U.S. President Barack Obama asked Congress on Tuesday to delay the vote on whether the United States should intervene militarily, vowing to give long-shot diplomacy a chance.
In what appeared to be a somber national address, Obama warned Americans that for reasons of national security and moral decency, they could not simply look away after innocent children were gassed to death in an attack he blames on Syrian President Bashar al-Assad’s regime.
“The images from this massacre are sickening: Men, women, children lying in rows, killed by poison gas,” Obama said in the 16-minute speech.
“Others foaming at the mouth, gasping for breath. A father clutching his dead children, imploring them to get up and walk.”
After days of confused diplomacy and contradictory messages from his administration, Obama said it was too early to say if a Russian plan to secure Syria’s chemical weapons could forestall U.S. air strikes.
“It’s too early to tell whether this offer will succeed, and any agreement must verify that the Assad regime keeps its commitments,” Obama said, speaking from the East Room of the White House.
“But this initiative has the potential to remove the threat of chemical weapons without the use of force, particularly because Russia is one of Assad’s strongest allies,” Obama said.
The president said he would dispatch Secretary of State John Kerry to Geneva to meet his Russian counterpart for talks on Thursday.

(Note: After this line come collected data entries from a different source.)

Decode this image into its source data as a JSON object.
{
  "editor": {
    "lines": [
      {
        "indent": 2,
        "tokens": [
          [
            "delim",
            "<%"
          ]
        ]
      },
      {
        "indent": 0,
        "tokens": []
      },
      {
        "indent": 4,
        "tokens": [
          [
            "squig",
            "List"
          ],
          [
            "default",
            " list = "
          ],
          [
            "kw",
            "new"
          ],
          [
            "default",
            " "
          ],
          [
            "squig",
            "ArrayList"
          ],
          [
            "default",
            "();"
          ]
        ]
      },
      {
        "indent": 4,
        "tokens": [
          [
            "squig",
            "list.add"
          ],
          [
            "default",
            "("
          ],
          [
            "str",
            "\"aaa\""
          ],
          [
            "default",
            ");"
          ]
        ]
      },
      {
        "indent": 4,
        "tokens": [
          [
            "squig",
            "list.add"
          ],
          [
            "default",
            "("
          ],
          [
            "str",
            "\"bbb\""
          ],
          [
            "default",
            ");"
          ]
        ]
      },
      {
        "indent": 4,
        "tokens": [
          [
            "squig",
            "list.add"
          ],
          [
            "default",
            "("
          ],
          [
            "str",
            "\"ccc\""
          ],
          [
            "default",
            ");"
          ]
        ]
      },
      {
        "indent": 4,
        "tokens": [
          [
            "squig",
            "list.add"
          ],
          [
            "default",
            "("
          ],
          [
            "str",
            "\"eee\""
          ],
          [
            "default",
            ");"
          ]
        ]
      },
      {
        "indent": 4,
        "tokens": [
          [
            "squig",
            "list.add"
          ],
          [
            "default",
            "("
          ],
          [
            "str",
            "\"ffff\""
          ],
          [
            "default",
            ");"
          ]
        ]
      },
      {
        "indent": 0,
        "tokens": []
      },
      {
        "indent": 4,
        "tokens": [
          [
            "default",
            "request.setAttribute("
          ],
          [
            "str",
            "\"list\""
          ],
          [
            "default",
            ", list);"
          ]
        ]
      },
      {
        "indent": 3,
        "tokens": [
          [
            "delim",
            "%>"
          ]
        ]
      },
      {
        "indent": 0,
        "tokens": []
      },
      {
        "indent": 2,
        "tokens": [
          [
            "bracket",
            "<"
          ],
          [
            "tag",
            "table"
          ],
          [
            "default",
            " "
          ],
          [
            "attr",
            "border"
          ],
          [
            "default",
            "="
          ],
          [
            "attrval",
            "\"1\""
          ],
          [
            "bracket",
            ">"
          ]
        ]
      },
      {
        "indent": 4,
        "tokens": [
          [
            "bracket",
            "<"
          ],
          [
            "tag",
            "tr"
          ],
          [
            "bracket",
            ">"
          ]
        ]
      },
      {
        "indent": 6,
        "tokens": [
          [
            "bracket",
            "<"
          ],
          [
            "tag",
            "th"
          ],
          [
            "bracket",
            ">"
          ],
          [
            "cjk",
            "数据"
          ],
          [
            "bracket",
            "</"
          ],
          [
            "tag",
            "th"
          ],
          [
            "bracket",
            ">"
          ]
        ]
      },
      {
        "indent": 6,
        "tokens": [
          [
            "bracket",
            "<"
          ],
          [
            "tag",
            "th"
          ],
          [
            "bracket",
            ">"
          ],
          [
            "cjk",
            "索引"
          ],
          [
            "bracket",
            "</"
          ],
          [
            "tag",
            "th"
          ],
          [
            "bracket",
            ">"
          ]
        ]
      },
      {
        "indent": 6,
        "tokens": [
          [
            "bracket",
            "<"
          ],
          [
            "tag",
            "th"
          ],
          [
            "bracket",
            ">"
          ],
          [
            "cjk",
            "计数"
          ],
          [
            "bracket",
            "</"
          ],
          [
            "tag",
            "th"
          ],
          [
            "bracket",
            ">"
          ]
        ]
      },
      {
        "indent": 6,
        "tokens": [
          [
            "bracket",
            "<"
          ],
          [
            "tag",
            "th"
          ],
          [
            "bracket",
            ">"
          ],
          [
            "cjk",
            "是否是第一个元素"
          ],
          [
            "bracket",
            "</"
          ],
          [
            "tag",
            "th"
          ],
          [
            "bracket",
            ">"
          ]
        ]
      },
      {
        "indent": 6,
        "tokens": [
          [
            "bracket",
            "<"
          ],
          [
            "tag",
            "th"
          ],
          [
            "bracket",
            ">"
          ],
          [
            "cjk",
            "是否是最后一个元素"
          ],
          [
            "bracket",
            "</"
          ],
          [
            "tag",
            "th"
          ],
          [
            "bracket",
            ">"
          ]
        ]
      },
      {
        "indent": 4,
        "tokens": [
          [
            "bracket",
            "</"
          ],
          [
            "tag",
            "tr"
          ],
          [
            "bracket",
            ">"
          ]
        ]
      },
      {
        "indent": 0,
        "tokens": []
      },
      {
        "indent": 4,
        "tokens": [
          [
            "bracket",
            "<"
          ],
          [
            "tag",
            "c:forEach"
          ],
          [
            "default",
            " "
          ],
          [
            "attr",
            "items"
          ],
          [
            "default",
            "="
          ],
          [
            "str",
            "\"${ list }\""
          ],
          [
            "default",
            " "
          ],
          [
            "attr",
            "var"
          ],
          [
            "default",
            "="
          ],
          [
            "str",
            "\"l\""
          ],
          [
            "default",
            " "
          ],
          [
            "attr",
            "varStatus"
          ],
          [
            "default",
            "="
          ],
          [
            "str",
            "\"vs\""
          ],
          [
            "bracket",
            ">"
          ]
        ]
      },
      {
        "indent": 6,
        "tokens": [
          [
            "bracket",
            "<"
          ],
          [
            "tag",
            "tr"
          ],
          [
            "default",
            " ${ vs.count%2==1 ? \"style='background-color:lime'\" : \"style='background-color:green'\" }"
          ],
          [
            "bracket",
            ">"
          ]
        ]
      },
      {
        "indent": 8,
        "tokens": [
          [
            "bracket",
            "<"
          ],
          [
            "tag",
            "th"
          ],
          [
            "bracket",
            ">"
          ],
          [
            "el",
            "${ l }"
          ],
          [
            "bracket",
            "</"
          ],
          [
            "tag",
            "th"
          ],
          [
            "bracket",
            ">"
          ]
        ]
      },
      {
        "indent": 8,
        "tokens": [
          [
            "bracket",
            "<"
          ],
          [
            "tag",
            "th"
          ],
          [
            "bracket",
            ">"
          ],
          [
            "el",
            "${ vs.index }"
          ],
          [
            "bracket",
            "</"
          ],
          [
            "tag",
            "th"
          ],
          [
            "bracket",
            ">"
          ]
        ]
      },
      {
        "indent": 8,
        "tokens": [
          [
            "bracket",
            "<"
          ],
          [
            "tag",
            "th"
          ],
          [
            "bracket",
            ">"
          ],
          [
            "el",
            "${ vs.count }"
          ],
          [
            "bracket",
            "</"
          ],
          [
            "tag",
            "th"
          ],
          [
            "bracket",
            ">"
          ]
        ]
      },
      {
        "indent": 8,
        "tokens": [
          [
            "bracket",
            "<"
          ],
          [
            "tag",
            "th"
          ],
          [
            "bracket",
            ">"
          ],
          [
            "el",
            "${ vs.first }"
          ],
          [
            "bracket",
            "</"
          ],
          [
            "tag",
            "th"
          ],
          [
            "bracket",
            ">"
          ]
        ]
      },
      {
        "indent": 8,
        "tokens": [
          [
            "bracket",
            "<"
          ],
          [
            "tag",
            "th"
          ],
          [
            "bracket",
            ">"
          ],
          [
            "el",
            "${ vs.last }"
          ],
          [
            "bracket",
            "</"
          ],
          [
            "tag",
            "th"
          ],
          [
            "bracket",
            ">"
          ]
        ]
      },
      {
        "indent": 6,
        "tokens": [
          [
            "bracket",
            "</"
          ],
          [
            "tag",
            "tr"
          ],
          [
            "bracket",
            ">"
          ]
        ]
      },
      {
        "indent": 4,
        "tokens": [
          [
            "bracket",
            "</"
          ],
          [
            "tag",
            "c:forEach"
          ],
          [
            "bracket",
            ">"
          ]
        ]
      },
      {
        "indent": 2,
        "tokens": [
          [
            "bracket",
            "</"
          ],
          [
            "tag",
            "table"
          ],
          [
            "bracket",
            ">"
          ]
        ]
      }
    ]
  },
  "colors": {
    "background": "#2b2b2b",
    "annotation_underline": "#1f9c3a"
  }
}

He said that it was simply not an option for America not to respond to the August 21 chemical weapons attack, which Washington says killed 1,400 people.
“When dictators commit atrocities, they depend on the world to look the other way until those horrifying pictures fade from memory,” Obama said.
“But these things happened.
“The facts cannot be denied. The question now is what the United States of America and the international community is prepared to do about it.
“Because what happened to those people, to those children, is not only a violation of international law, it’s also a danger to our security.”